Once you arrive at your appointment, you and the person administering the shot need to wear a face mask covering the mouth and nose. You will also get a fact sheet that gives you some information about the specific vaccine that you are getting along with your vaccination card. You will also be monitored for a short period (about 15 to 30 minutes) after your injection to ensure that you don’t get an allergic reaction. As we’ve stated earlier, the most important thing is that you get your second dose—unless you get the Johnson & Johnson vaccine. If not, the vaccine won’t be effective.

Even if you don’t feel well after the first shot unless a medical professional or vaccine provider tells you not to, get the second shot. You’ll also have the option to sign up for v-safe. This is a free app for smartphones that uses text messages and surveys to give health check-in after your vaccination.

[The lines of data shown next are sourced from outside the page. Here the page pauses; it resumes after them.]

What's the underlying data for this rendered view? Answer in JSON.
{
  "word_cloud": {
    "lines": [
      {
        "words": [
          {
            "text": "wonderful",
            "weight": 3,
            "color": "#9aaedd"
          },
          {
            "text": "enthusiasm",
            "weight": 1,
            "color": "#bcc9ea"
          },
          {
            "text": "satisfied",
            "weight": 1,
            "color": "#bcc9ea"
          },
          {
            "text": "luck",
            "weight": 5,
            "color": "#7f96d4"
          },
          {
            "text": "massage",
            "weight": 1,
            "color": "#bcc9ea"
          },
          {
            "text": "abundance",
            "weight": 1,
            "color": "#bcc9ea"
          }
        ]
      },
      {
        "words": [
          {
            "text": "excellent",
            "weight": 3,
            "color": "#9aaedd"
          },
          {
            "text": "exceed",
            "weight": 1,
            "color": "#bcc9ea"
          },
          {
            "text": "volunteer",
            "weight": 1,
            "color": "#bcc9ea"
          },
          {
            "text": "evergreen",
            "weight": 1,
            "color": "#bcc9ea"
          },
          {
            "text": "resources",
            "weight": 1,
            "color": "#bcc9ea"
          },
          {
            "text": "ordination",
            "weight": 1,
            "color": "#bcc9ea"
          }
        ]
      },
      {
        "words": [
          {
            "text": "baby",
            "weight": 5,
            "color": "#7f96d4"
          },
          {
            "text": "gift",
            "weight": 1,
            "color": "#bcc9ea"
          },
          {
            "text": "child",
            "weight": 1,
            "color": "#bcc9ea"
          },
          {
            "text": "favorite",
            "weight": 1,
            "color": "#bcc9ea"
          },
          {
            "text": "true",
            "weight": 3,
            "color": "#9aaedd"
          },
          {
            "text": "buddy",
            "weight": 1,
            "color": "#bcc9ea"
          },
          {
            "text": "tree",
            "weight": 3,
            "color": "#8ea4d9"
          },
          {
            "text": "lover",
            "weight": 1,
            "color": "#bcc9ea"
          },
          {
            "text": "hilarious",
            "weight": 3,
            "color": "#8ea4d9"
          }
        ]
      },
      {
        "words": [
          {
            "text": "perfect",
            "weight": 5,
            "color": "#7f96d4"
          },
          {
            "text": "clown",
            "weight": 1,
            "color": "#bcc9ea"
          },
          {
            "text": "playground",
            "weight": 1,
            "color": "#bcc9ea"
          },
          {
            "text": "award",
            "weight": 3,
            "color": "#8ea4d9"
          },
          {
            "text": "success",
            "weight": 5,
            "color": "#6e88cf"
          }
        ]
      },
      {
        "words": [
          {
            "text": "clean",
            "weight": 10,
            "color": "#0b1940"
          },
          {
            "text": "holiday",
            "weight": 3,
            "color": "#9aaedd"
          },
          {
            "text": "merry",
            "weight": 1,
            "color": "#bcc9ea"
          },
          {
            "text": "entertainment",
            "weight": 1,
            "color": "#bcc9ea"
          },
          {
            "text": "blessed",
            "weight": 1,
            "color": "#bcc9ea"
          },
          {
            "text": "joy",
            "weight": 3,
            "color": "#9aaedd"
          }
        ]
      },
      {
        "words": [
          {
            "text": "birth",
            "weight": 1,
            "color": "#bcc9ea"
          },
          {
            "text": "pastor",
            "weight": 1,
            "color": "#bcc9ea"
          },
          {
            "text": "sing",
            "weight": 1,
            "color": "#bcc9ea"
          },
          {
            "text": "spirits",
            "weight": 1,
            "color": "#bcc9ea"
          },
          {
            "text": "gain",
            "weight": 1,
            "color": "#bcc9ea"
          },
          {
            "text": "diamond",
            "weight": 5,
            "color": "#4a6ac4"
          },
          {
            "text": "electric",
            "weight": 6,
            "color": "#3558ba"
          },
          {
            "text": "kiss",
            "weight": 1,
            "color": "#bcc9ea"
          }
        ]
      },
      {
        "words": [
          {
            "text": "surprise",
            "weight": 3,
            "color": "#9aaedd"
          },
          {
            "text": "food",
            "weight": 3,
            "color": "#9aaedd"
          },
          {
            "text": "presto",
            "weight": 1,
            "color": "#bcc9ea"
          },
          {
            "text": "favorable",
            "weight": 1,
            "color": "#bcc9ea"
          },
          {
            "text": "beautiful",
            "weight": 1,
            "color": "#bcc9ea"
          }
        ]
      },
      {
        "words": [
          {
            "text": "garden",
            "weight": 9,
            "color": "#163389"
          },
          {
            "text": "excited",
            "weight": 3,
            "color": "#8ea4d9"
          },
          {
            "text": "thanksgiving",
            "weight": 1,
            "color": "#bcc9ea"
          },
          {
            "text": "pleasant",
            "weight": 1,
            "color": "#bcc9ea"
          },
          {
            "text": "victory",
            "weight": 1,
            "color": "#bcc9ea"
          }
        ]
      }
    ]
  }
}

woman in blue long sleeve shirt holding white pen

Helpful tips for after your vaccination

Talk to your doctor about taking any over-the-counter medicine, like ibuprofen, for any discomfort you feel after getting your vaccine. Some of these medications might help relieve any side effects that you are experiencing. However, you should refrain from taking any of these medications before your vaccine. This is because there isn’t enough research to be certain about how it could impact the vaccine’s effectiveness. To reduce any pain from the area of injection, use a clean, cool, and wet towel on the affected area. If you experience a fever, drink plenty of water to stay hydrated, and avoid heavy clothing. If you can, take a day to just relax.

When you get a second dose, your side effects might be worse than the first one. However, this is completely normal—it means that the vaccine is working! Why is it more intense during the second round? It’s because your body is building antibodies to protect you. If the redness or pain where you got the shot gets worse after 24 hours, or if your side effects aren’t going away after a few days, call your doctor.

If you have more questions or concerns about the vaccine, make sure to look at reliable sources, like government websites. There, you can find more detailed information about the vaccine and the virus in general.